Ever since it was founded, the CAYC (Centro de Arte y Comunicación), helmed by the cultural promoter, artist, and businessman Jorge Glusberg, was intended as an interdisciplinary space where an experimental art movement could flourish. The establishment of collaborative networks connecting local and international artists and critics played an important role in this process. The exhibitions shone a light on these exchanges, in which overviews of trends or individual artists provided an introduction to the innovations of international contemporary art and made Argentine and Latin American artists better known on the global scene.
Going back to the CAYC’s very early years, showing films and videos was an important part of the center’s exhibition programs, in keeping with its goal of positioning itself as a space for experimental work, especially for projects that sought to combine art, technology, and communication.
Activities of this sort became a regular part of the CAYC’s programs in 1974, when Glusberg took part in Open Circuits: An International Conference on the Future of Television at the Museum of Modern Art in New York, the event organized by Fred Barzyk, Douglas Davis, and Gerald O’Grady. Davis and O’Grady had been involved with the CAYC since the early 1970s. During his presentation, Glusberg showed Latin American videos produced by Ediciones del Tercer Mundo, the cooperative created a year earlier with Pedro Roth and Danilo Galasse (GT-349; doc. no. 1478021).
Some months later those videos and works by other Latin American artists were shown at the State University of New York’s media studies center. The event was jointly organized with O’Grady (1931–2019), the director of the Educational Communications center at the university.

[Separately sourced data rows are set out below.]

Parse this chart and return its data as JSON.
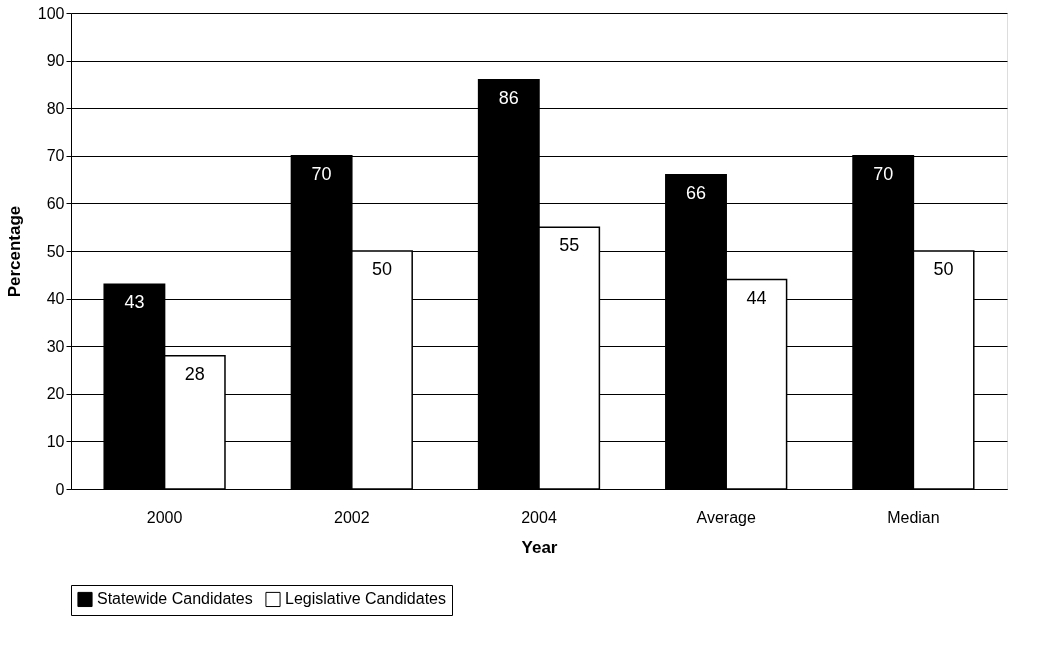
{
  "chart_data": {
    "type": "bar",
    "xlabel": "Year",
    "ylabel": "Percentage",
    "categories": [
      "2000",
      "2002",
      "2004",
      "Average",
      "Median"
    ],
    "series": [
      {
        "name": "Statewide Candidates",
        "color": "#000000",
        "values": [
          43,
          70,
          86,
          66,
          70
        ]
      },
      {
        "name": "Legislative Candidates",
        "color": "#ffffff",
        "values": [
          28,
          50,
          55,
          44,
          50
        ]
      }
    ],
    "ylim": [
      0,
      100
    ],
    "yticks": [
      0,
      10,
      20,
      30,
      40,
      50,
      60,
      70,
      80,
      90,
      100
    ],
    "grid": "y",
    "legend": "bottom",
    "data_labels": true
  }
}
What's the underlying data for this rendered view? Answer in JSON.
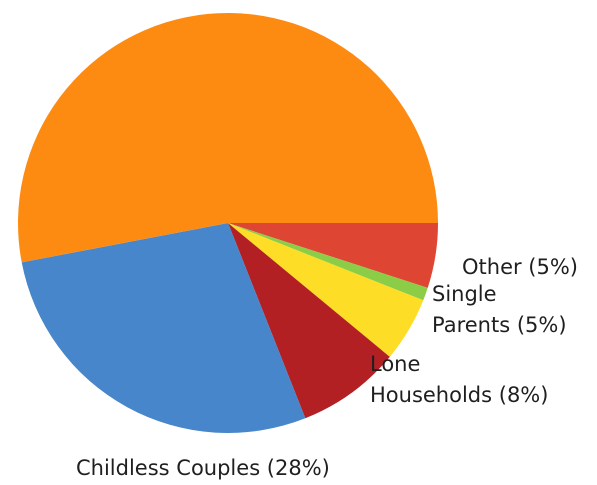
{
  "chart_data": {
    "type": "pie",
    "start_angle_deg": 0,
    "direction": "clockwise",
    "slices": [
      {
        "label": "Other (5%)",
        "label_lines": [
          "Other (5%)"
        ],
        "value": 5,
        "color": "#de4532"
      },
      {
        "label": "",
        "label_lines": [],
        "value": 1,
        "color": "#8ccd48"
      },
      {
        "label": "Single Parents (5%)",
        "label_lines": [
          "Single",
          "Parents (5%)"
        ],
        "value": 5,
        "color": "#fddd25"
      },
      {
        "label": "Lone Households (8%)",
        "label_lines": [
          "Lone",
          "Households (8%)"
        ],
        "value": 8,
        "color": "#b22024"
      },
      {
        "label": "Childless Couples (28%)",
        "label_lines": [
          "Childless Couples (28%)"
        ],
        "value": 28,
        "color": "#4786ca"
      },
      {
        "label": "",
        "label_lines": [],
        "value": 53,
        "color": "#fd8b12"
      }
    ]
  }
}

Those experiences—which included discussions on the state of video, television, and new media in Latin America—provided the nudge the CAYC needed to organize Encuentros Abiertos Internacionales de Video in London, Paris, Ferrara, Buenos Aires, Antwerp, Caracas, Barcelona, Lima, Mexico City, and Tokyo (Glenn Phillips and Sophia Serrano, Encounters in Video Art in Latin America, Getty Research Institute, 2023).